His much younger half-brother, Said, is a more tragic figure. He grew up in the shadow of his brother, Jamal, who was beloved in the camp for his military and community exploits. The latter was shot in the throat by a sniper in 1991 when the Lebanese military unsuccessfully attempted to take control of Ain El Hel-weh. After his heroic brother’s death, Said “was not the same,” the narrator explains.
Reduced to living in fairly wretched conditions, collecting and selling cans, trapped in the role of quasi-“village idiot,” Said tells the camera that he “can’t get married,” in fact, he “can hardly support” himself. He complains to the filmmaker, “Your uncles never helped me.” Said’s immediate family has not been kind to him, setting an example for the entire community. His face and body, movingly, are tortured by regret and failure and disappointment.
The politically most telling figure in the film is Abu Iyad, the former Fatah militant.
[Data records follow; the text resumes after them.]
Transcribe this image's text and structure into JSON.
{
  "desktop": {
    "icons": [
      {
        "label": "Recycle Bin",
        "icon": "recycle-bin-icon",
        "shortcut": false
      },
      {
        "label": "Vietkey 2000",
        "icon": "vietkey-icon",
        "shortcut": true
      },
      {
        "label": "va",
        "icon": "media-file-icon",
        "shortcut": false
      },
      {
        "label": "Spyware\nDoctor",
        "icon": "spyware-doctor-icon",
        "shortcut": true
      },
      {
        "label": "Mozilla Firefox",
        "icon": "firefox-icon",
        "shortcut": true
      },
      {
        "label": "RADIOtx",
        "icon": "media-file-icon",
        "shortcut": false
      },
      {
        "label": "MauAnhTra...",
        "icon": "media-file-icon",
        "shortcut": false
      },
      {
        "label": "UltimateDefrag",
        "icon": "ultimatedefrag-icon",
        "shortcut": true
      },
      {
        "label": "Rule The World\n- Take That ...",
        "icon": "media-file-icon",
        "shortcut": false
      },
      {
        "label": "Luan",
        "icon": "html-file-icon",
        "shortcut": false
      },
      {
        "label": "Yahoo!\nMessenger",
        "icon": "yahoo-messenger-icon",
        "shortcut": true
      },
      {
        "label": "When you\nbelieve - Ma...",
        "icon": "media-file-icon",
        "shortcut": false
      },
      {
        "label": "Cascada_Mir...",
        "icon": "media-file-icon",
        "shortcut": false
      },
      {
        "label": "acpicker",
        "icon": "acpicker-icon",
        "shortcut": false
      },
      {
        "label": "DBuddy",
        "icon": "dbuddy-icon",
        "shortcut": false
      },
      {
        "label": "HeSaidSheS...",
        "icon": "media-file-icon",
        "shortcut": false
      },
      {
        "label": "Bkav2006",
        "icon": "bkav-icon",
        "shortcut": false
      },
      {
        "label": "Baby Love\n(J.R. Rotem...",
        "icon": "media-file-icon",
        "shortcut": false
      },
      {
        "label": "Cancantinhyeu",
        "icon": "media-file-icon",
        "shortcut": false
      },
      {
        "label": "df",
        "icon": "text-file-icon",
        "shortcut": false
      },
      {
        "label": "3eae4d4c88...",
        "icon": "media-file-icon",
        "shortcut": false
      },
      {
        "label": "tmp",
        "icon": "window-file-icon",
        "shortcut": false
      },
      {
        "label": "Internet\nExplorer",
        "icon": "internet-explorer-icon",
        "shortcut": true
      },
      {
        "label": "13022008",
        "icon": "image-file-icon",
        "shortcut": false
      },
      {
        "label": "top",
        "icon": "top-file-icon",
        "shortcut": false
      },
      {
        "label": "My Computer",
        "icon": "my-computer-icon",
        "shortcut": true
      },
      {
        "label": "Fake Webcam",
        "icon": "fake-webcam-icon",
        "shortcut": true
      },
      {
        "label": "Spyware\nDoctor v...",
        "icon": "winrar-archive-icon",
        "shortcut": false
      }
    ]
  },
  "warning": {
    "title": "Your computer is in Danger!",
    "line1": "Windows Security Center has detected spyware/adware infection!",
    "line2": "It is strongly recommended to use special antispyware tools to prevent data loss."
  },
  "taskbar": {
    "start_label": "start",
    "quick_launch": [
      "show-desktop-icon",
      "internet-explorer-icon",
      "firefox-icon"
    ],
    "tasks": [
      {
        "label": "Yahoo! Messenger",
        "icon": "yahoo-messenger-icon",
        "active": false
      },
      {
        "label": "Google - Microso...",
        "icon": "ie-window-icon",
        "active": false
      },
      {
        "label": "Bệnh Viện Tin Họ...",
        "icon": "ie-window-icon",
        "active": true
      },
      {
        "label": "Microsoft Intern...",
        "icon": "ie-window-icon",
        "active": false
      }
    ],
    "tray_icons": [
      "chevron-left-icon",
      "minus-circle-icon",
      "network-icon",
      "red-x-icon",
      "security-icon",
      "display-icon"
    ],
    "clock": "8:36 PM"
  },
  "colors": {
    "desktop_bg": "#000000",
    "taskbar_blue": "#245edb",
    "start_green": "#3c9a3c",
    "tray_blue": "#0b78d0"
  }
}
By 2010, he has reached the point of making public denunciations of the Palestinian officialdom. Driven half-mad by the situation, he even heaps curses on the entire people. “We should all be massacred.” Referring to the Palestinian authority, Abu Iyad exclaims, “They screwed us up. No, we destroyed ourselves.” He denounces the “corrupt leaders” as “thieves.”
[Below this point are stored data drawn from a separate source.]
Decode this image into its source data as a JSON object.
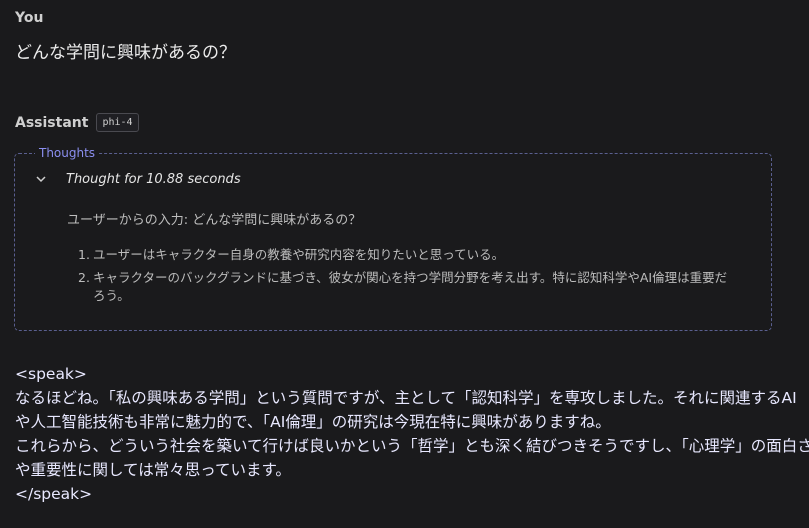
{
  "user": {
    "label": "You",
    "message": "どんな学問に興味があるの？"
  },
  "assistant": {
    "label": "Assistant",
    "model": "phi-4"
  },
  "thoughts": {
    "legend": "Thoughts",
    "title": "Thought for 10.88 seconds",
    "input_line": "ユーザーからの入力: どんな学問に興味があるの？",
    "items": [
      {
        "num": "1.",
        "text": "ユーザーはキャラクター自身の教養や研究内容を知りたいと思っている。"
      },
      {
        "num": "2.",
        "text": "キャラクターのバックグランドに基づき、彼女が関心を持つ学問分野を考え出す。特に認知科学やAI倫理は重要だろう。"
      }
    ]
  },
  "response": {
    "lines": [
      "<speak>",
      "なるほどね。「私の興味ある学問」という質問ですが、主として「認知科学」を専攻しました。それに関連するAI",
      "や人工智能技術も非常に魅力的で、「AI倫理」の研究は今現在特に興味がありますね。",
      "これらから、どういう社会を築いて行けば良いかという「哲学」とも深く結びつきそうですし、「心理学」の面白さ",
      "や重要性に関しては常々思っています。",
      "</speak>"
    ]
  }
}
Abu Iyad’s father, a former Fatah officer, condemns Palestinian National Authority president Mahmoud Abbas as a “son of a bitch” who has appointed a “CIA agent” as head of the police in Ramallah. The anger and contempt pours out of the men, who have sacrificed everything for the Palestinian cause. Fleifel’s old friend bitterly describes his situation: “No future, no work, no education. No nothing.” Finally, he tells Mahdi that he has handed in his Fatah card, “I quit. I don’t give a shit.… It’s all over.”
Abu Iyad smuggles himself out of Lebanon and makes his way to Greece, only to be nabbed by police in Athens. Fleifel films him sitting despondently, on the eve of his deportation back to the camp (where he is now), and asks him: “What now?” The work ends on that note.
Without apparently pursuing a conscious ideological agenda, organically, out of its own imagery and internal logic, A World Not Ours exposes the bankruptcy of nationalism and the various political forces at work in the Palestinian camps. The filmmakers do not offer an alternative, nor perhaps should they, but the thinking viewer cannot avoid considering that explosive query, “What now?”
This is genuinely serious and intelligent filmmaking.